In the center of the bridge we met the spy. He came within twenty steps of us, wheeled around, and ran back to the Rattler House to warn Koh’s relatives. He was an expected part of the act. We stepped down off the bridge and up the steps to a small zocalo that led around the corner of the high council house and into an approach to the fresh serpent-headed wall of Koh’s new compound. There were squeals. Fifteen or so young girls—either Koh’s unmarried female relations or Rattler neophytes taking the part of them or some combination—blocked the entrance to the front court and started throwing pebbles at us, yelling that they weren’t going to let us in, they knew what we were up to, and they weren’t going to let me take Koh away from them even if we chopped them into little bits. I held my left hand over my last eye. The stones got larger and we backed away. Teentsy Bear must have actually gotten a painful hit because he yelped, a real rarity for him, and seemed about to start cursing the girls back. Of course, the little altercation was just another hoary ritual, but Teentsy had zero sense of humor and tended to take things too seriously. On The Left nudged him from behind, telling him to chill out. Sports types never knew how to behave.

 

“Blue-green daughters here, four breaths, please, four, jade daughters,”

 

the cantor said, appearing from behind us.

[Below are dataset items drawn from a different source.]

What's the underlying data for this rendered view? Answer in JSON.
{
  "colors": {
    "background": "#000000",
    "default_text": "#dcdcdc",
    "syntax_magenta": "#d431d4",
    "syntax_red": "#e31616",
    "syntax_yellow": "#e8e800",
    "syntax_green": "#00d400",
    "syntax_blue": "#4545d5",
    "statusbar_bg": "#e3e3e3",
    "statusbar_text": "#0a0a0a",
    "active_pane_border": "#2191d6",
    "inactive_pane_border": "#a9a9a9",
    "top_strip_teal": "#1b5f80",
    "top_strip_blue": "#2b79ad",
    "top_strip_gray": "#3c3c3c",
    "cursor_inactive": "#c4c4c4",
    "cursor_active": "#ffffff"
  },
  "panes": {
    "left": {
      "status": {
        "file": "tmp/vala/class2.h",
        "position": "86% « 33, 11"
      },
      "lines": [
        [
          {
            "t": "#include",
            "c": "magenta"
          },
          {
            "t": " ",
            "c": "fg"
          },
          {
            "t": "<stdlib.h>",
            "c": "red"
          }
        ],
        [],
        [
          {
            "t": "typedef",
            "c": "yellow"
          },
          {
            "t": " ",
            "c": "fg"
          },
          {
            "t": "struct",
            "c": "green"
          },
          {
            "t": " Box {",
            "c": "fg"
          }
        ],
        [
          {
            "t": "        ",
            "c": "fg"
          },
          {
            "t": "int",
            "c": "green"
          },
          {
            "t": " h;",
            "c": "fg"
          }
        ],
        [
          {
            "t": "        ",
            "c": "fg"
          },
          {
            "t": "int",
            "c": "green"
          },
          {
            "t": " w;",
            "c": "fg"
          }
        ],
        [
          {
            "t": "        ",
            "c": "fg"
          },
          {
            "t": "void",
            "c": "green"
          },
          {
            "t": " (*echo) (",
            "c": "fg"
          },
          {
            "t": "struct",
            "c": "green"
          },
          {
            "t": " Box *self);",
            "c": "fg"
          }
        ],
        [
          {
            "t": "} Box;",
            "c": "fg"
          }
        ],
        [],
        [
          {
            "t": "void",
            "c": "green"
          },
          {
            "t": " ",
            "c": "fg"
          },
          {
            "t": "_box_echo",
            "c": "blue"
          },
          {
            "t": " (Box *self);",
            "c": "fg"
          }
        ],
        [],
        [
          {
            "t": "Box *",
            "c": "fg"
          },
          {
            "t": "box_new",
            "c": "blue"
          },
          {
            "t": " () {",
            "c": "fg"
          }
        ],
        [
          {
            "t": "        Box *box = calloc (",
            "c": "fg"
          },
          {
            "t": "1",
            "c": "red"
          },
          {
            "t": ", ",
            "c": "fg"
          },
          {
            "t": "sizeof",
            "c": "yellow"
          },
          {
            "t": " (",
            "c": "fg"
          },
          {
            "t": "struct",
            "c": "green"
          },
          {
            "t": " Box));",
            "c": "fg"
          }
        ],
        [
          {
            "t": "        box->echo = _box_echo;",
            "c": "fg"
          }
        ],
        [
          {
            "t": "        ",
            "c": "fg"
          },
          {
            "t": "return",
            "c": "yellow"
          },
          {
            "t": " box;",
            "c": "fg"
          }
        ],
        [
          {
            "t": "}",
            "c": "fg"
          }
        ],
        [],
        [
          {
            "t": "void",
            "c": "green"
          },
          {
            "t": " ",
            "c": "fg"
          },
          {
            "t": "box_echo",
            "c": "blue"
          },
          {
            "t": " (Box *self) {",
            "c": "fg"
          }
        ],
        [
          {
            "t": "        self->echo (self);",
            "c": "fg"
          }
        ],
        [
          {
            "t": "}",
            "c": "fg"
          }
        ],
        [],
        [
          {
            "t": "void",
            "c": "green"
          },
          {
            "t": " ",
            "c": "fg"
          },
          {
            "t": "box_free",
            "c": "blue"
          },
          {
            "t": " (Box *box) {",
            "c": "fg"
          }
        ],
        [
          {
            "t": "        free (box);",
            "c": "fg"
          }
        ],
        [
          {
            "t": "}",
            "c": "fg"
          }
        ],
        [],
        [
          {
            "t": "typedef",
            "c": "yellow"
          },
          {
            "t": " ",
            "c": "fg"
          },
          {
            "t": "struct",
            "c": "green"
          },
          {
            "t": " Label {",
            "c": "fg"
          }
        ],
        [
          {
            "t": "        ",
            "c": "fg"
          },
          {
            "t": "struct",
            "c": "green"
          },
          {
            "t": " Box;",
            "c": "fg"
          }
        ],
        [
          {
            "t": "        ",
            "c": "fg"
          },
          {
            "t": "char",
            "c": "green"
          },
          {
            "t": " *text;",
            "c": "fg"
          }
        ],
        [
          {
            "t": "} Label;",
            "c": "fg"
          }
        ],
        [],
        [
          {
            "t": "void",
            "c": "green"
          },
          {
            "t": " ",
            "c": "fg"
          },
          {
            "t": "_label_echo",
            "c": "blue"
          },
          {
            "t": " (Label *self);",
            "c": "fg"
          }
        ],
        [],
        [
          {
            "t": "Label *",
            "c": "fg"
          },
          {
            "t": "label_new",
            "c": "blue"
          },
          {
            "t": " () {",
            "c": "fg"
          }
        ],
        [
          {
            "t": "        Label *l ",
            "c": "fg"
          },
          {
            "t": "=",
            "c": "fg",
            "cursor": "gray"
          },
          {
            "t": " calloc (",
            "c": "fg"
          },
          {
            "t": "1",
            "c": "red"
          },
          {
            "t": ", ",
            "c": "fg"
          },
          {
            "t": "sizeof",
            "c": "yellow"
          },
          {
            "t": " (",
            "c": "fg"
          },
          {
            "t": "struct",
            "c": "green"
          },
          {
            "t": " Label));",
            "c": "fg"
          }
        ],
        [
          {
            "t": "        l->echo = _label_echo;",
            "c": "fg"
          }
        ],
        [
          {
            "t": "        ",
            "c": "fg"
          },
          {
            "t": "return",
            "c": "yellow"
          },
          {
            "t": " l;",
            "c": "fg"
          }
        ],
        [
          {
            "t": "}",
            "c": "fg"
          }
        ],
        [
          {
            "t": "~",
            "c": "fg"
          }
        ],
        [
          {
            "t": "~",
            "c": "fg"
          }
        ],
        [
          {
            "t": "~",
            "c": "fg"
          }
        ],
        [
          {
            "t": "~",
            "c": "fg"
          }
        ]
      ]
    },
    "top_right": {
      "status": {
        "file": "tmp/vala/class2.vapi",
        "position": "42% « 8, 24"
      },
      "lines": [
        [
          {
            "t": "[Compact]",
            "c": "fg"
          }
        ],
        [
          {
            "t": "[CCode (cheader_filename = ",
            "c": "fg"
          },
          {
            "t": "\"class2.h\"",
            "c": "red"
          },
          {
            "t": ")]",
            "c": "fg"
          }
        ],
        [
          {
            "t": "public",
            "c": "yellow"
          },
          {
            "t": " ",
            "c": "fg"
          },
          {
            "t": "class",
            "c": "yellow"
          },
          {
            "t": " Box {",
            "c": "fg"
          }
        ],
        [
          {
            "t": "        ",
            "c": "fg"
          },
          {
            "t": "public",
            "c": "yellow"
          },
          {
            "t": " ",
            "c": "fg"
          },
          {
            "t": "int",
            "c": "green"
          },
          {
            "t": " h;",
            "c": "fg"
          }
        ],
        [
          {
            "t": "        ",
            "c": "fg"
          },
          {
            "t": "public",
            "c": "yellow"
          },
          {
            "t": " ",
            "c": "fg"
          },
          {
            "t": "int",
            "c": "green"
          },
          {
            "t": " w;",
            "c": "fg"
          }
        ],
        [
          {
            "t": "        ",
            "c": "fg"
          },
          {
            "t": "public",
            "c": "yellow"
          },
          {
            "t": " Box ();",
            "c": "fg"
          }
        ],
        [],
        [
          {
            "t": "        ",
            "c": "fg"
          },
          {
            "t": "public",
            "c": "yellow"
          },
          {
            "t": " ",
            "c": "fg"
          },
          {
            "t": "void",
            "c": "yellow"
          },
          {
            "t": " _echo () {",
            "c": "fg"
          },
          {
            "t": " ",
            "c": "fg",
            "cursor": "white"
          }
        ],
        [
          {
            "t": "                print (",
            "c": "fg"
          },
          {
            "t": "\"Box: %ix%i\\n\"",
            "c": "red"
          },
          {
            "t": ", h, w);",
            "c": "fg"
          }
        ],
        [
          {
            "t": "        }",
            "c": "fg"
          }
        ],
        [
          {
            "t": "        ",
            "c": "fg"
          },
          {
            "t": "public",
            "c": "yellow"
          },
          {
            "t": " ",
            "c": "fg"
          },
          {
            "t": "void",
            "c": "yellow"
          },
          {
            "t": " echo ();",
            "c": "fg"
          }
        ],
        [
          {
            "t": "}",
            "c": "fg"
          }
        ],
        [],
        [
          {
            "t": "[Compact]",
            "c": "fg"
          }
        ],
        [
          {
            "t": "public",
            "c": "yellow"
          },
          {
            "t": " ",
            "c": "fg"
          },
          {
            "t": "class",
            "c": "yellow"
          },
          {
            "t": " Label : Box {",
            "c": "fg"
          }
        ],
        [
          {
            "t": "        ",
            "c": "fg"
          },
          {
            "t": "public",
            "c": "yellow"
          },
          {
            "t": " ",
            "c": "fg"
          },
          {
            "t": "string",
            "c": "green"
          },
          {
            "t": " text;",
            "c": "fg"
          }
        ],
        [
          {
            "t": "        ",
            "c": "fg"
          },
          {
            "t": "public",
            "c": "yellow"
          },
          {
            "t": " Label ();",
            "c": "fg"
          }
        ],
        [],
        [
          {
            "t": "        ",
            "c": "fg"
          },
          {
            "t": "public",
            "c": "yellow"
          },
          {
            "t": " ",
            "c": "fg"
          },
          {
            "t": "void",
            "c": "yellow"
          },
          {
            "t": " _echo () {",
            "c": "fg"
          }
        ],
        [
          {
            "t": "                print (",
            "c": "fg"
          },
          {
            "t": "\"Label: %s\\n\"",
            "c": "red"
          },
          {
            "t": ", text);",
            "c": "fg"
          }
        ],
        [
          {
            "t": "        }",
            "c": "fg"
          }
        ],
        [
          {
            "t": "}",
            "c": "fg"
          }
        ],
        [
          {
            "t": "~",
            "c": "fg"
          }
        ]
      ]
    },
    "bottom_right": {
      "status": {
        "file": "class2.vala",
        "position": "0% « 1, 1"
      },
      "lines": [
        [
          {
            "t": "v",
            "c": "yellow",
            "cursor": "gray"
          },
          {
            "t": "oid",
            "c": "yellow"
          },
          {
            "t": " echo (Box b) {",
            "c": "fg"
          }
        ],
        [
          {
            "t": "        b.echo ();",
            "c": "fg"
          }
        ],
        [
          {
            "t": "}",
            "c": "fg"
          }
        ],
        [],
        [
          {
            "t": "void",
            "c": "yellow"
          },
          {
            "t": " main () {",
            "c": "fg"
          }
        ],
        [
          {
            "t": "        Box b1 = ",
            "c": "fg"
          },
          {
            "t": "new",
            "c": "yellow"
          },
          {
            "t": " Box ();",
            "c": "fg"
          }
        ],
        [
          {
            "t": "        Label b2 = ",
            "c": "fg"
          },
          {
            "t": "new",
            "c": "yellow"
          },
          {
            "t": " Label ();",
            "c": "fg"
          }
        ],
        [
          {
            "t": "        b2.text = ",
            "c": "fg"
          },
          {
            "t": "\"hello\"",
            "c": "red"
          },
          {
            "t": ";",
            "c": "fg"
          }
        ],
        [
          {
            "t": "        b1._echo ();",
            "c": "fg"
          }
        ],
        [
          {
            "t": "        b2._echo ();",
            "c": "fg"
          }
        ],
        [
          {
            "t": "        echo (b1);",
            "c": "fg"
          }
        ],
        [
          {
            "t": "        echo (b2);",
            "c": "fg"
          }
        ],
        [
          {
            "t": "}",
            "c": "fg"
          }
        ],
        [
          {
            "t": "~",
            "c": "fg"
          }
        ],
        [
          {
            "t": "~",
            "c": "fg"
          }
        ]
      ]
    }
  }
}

The girls eased up on the damn rocks. The cantor walked up to them like Gandhi walking up to a line of British troops.

 

“A red blood begs for rest beside your hearth,”
he said.

 

The gals calmed down and let him through. He entered the compound. We waited. After four hundred beats—about six minutes and fifteen seconds—the cantor appeared again, made the sign for “patience” at us, and went back in. We stood for another eight hundred beats. The deal was that he was supposed to be begging Koh’s parents to let us inside. I wobbled a bit on my snake-foot.